A todas ellas las amó, poco o mucho. Con varias mantuvo relaciones sexuales y todas fueron rechazadas por su severo padre. De todas huyó más pronto que tarde, poniendo distancia ante la amenaza del compromiso, amparándose en su enfermedad. Como explica el experto Jonathan Allen: “La evidencia y la certeza de la mortal tuberculosis no sería sino un factor más en esta biografía amorosa infeliz; el colofón que sellaría su soltería” (Franz Kafka. Ética, estética e influencia. Ediciones Idea, 2022).
¿Misógino y homosexual?
Esta peculiar vida erótica, real e imaginaria, no siempre una y la misma, proyecta grotescas sombras sobre la identidad sexual de Kafka. Para unos, su miedo al compromiso y la misoginia que reflejan algunos de sus personajes femeninos son prueba de una homosexualidad latente o escondida. Para otros, estamos ante una suerte de “mujeriego” tímido, por contradictorio que parezca, con tendencia a una personalidad “abandónica”.

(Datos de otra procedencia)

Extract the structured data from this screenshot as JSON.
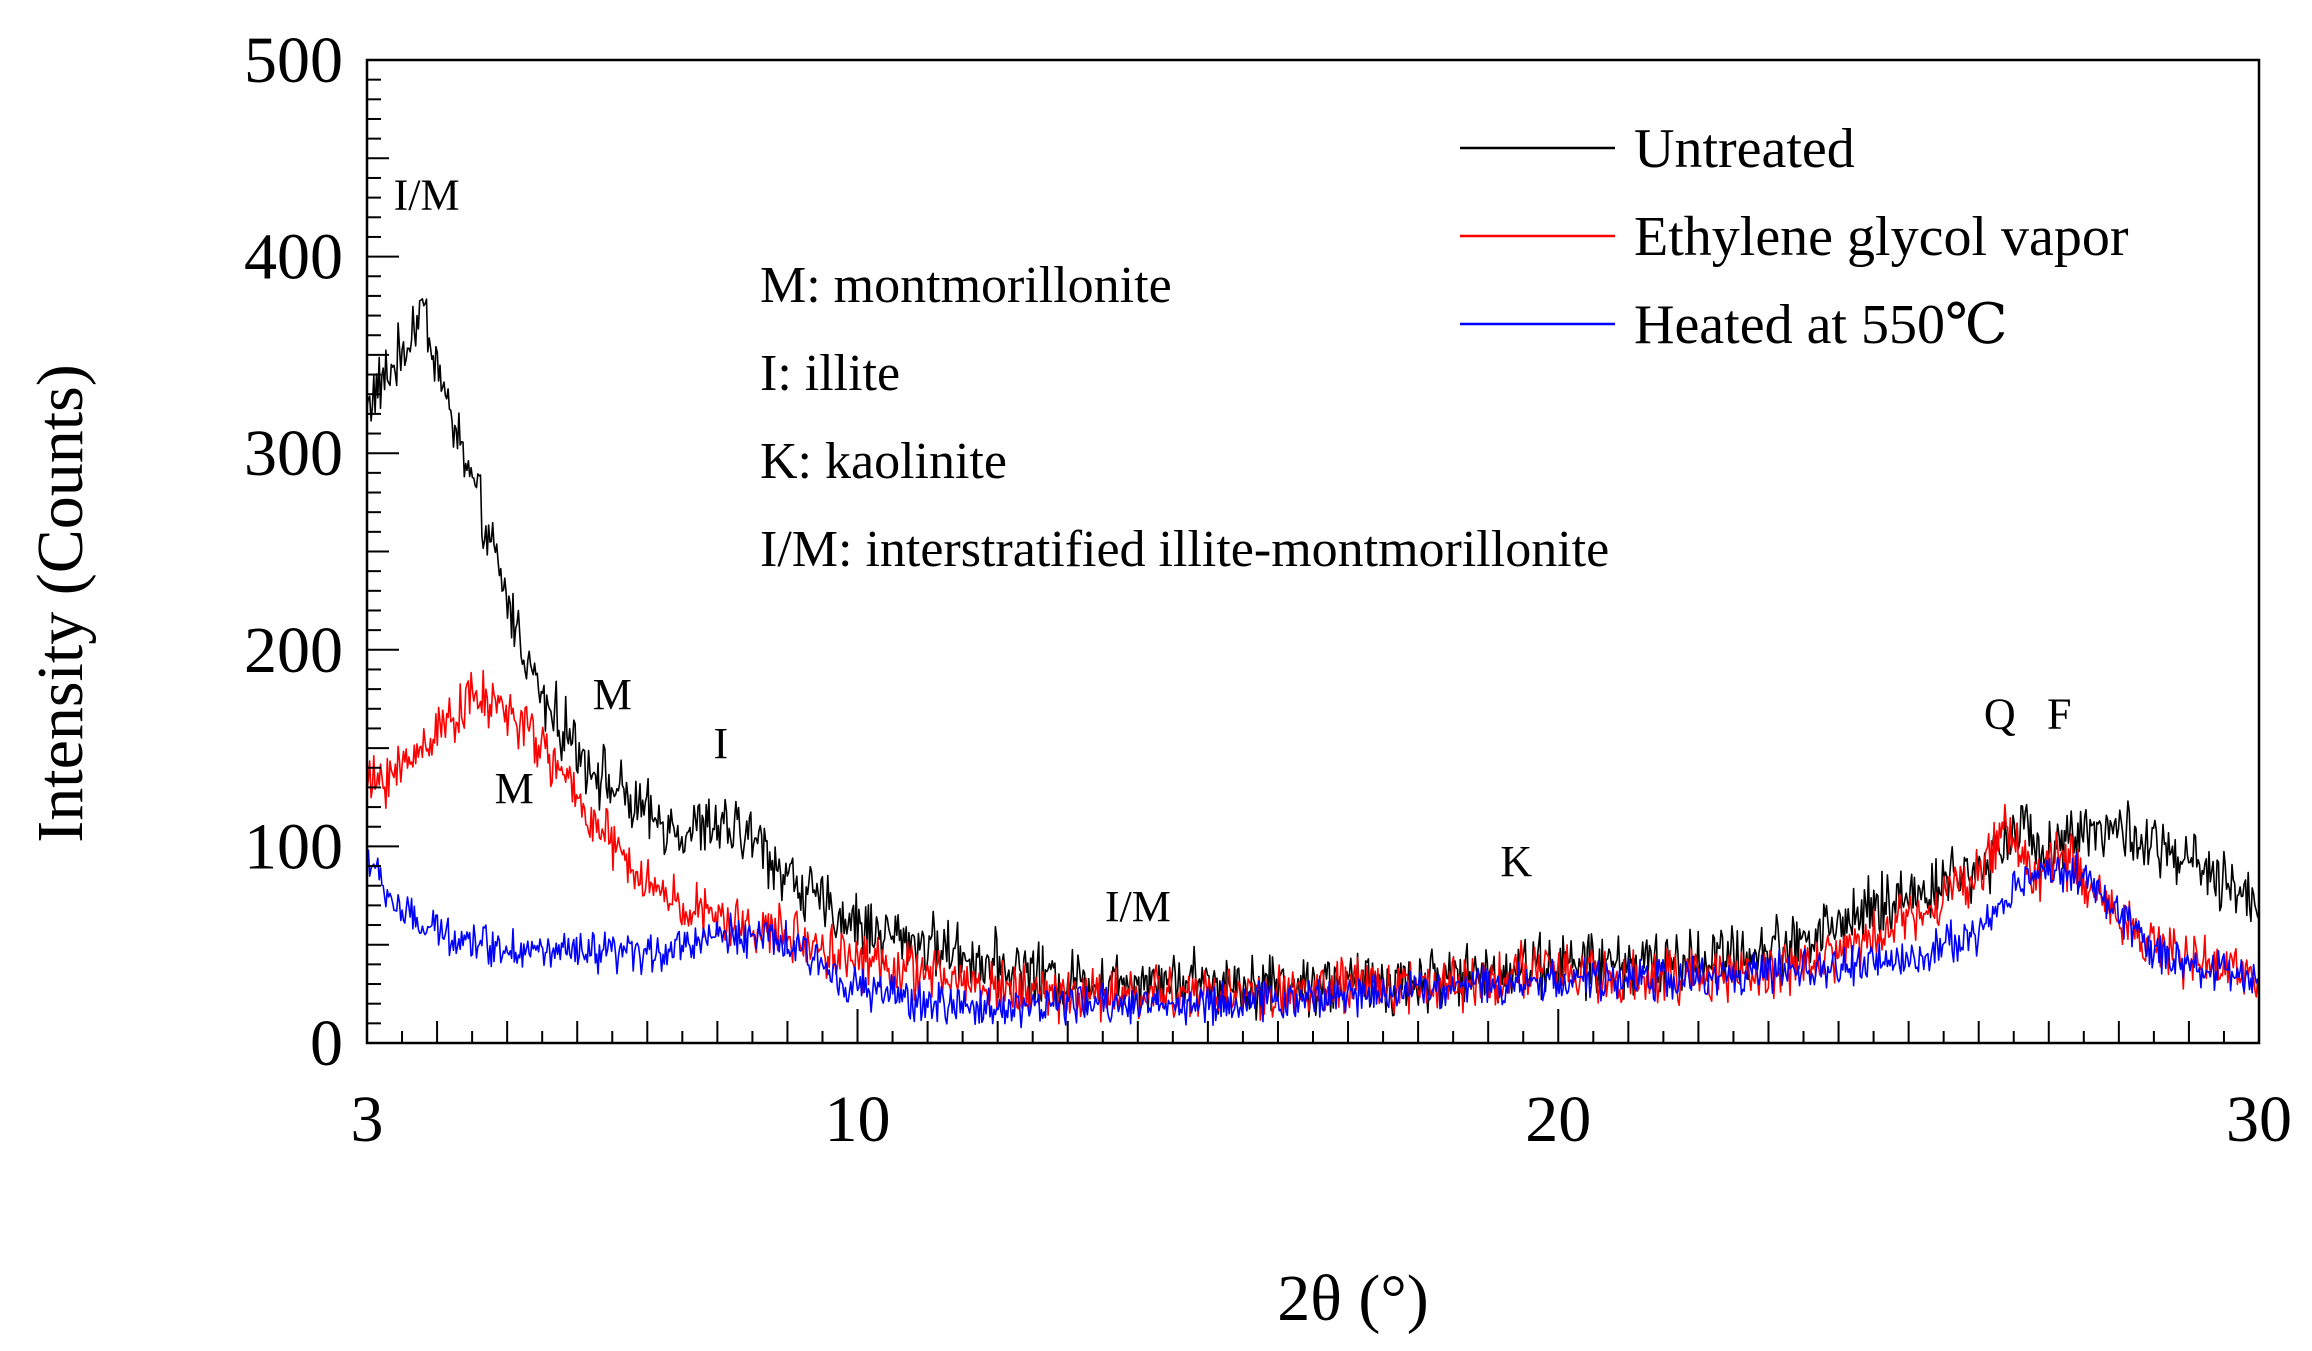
{
  "chart_data": {
    "type": "line",
    "title": "",
    "xlabel": "2θ (°)",
    "ylabel": "Intensity (Counts)",
    "xlim": [
      3,
      30
    ],
    "ylim": [
      0,
      500
    ],
    "x_ticks": [
      3,
      10,
      20,
      30
    ],
    "y_ticks": [
      0,
      100,
      200,
      300,
      400,
      500
    ],
    "grid": false,
    "legend_position": "top-right",
    "series": [
      {
        "name": "Untreated",
        "color": "#000000",
        "noise": 14,
        "points": [
          [
            3,
            325
          ],
          [
            3.5,
            350
          ],
          [
            3.8,
            375
          ],
          [
            4.1,
            330
          ],
          [
            4.5,
            285
          ],
          [
            5,
            225
          ],
          [
            5.5,
            175
          ],
          [
            6,
            150
          ],
          [
            6.5,
            130
          ],
          [
            7,
            115
          ],
          [
            7.5,
            108
          ],
          [
            8,
            110
          ],
          [
            8.5,
            105
          ],
          [
            9,
            85
          ],
          [
            9.5,
            70
          ],
          [
            10,
            60
          ],
          [
            11,
            50
          ],
          [
            12,
            40
          ],
          [
            13,
            32
          ],
          [
            14,
            33
          ],
          [
            15,
            32
          ],
          [
            16,
            30
          ],
          [
            17,
            30
          ],
          [
            18,
            32
          ],
          [
            19,
            35
          ],
          [
            19.5,
            40
          ],
          [
            20,
            40
          ],
          [
            21,
            40
          ],
          [
            22,
            42
          ],
          [
            23,
            47
          ],
          [
            24,
            60
          ],
          [
            25,
            75
          ],
          [
            25.5,
            82
          ],
          [
            26,
            88
          ],
          [
            26.5,
            110
          ],
          [
            27,
            100
          ],
          [
            27.5,
            110
          ],
          [
            28,
            108
          ],
          [
            28.5,
            100
          ],
          [
            29,
            92
          ],
          [
            29.5,
            80
          ],
          [
            30,
            72
          ]
        ]
      },
      {
        "name": "Ethylene glycol vapor",
        "color": "#ff0000",
        "noise": 12,
        "points": [
          [
            3,
            130
          ],
          [
            3.5,
            140
          ],
          [
            4,
            160
          ],
          [
            4.5,
            175
          ],
          [
            5,
            170
          ],
          [
            5.5,
            150
          ],
          [
            6,
            125
          ],
          [
            6.5,
            100
          ],
          [
            7,
            80
          ],
          [
            7.5,
            70
          ],
          [
            8,
            62
          ],
          [
            9,
            55
          ],
          [
            10,
            42
          ],
          [
            11,
            35
          ],
          [
            12,
            28
          ],
          [
            13,
            25
          ],
          [
            14,
            25
          ],
          [
            15,
            25
          ],
          [
            16,
            25
          ],
          [
            17,
            28
          ],
          [
            18,
            30
          ],
          [
            19,
            32
          ],
          [
            19.5,
            38
          ],
          [
            20,
            35
          ],
          [
            21,
            33
          ],
          [
            22,
            32
          ],
          [
            23,
            37
          ],
          [
            24,
            45
          ],
          [
            25,
            65
          ],
          [
            26,
            85
          ],
          [
            26.4,
            112
          ],
          [
            26.8,
            85
          ],
          [
            27.2,
            95
          ],
          [
            27.6,
            80
          ],
          [
            28,
            65
          ],
          [
            28.5,
            50
          ],
          [
            29,
            40
          ],
          [
            30,
            35
          ]
        ]
      },
      {
        "name": "Heated at 550℃",
        "color": "#0000ff",
        "noise": 9,
        "points": [
          [
            3,
            95
          ],
          [
            3.3,
            75
          ],
          [
            3.7,
            60
          ],
          [
            4.2,
            55
          ],
          [
            5,
            48
          ],
          [
            6,
            45
          ],
          [
            7,
            45
          ],
          [
            7.5,
            50
          ],
          [
            8,
            55
          ],
          [
            8.5,
            55
          ],
          [
            9,
            50
          ],
          [
            9.5,
            40
          ],
          [
            10,
            28
          ],
          [
            11,
            20
          ],
          [
            12,
            18
          ],
          [
            13,
            20
          ],
          [
            14,
            20
          ],
          [
            15,
            20
          ],
          [
            16,
            22
          ],
          [
            17,
            25
          ],
          [
            18,
            28
          ],
          [
            19,
            30
          ],
          [
            20,
            32
          ],
          [
            21,
            32
          ],
          [
            22,
            33
          ],
          [
            23,
            35
          ],
          [
            24,
            38
          ],
          [
            25,
            42
          ],
          [
            25.5,
            50
          ],
          [
            26,
            55
          ],
          [
            26.5,
            80
          ],
          [
            27,
            90
          ],
          [
            27.5,
            85
          ],
          [
            28,
            65
          ],
          [
            28.5,
            48
          ],
          [
            29,
            40
          ],
          [
            30,
            32
          ]
        ]
      }
    ],
    "annotations": [
      {
        "text": "I/M",
        "x": 3.85,
        "y": 424,
        "color": "#000000"
      },
      {
        "text": "M",
        "x": 6.5,
        "y": 170,
        "color": "#000000"
      },
      {
        "text": "M",
        "x": 5.1,
        "y": 122,
        "color": "#ff0000"
      },
      {
        "text": "I",
        "x": 8.05,
        "y": 145,
        "color": "#000000"
      },
      {
        "text": "I/M",
        "x": 14.0,
        "y": 62,
        "color": "#000000"
      },
      {
        "text": "K",
        "x": 19.4,
        "y": 85,
        "color": "#000000"
      },
      {
        "text": "Q",
        "x": 26.3,
        "y": 160,
        "color": "#000000"
      },
      {
        "text": "F",
        "x": 27.15,
        "y": 160,
        "color": "#000000"
      }
    ],
    "key_text": [
      "M: montmorillonite",
      "I: illite",
      "K: kaolinite",
      "I/M: interstratified illite-montmorillonite"
    ]
  }
}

Pero hay una cuestión que no se debe olvidar: la primacía que Kafka otorgaba a su trabajo, a la escritura, que le hacía detestar todo aquello que le distraía o alejaba de este. Por más que ansiara los placeres de la carne o la presencia femenina en su vida, le atormentaba el conflicto inevitable de elegir entre amor y creación. Siempre eligió lo segundo.
La complejidad de Kafka y de su obra debería prevenirnos para no caer en fáciles descalificaciones. Aunque sus personajes femeninos han sido a menudo tipificados en mayor o menor medida como “rameras”, conviene recordar el afecto y respeto que profesaba el autor hacia las prostitutas. Su miedo al contacto sexual, afirma uno de sus mejores biógrafos, Reiner Stach, no tiene tanto que ver con oscuras motivaciones psicológicas como con las enfermedades venéreas o el riesgo de embarazo no deseado, habituales en su tiempo. Que su obra ofrezca ejemplos de fantasías homoeróticas, bisexuales, sádicas o masoquistas, siendo precursor como lo fue del Surrealismo, es lógico y no implica que él mismo fuera ninguna de estas cosas.
Por otro lado, las mujeres con quienes mantuvo relaciones fueron casi todas modelo de modernidad y emancipación. Pese a su timidez, se sintió atraído por caracteres fuertes e independientes. No es extraño que sean también escritoras como Joyce Carol Oates, Silvina Ocampo, Angela Carter, Anna Kavan, Doris Lessing o Anna Starobinets, exploradoras de los rincones más oscuros y tortuosos de la experiencia humana, quienes hayan recogido el legado de Kafka, a través de su mirada singular. Ellas son también verdaderas “mujeres kafkianas”, en el mejor sentido del término.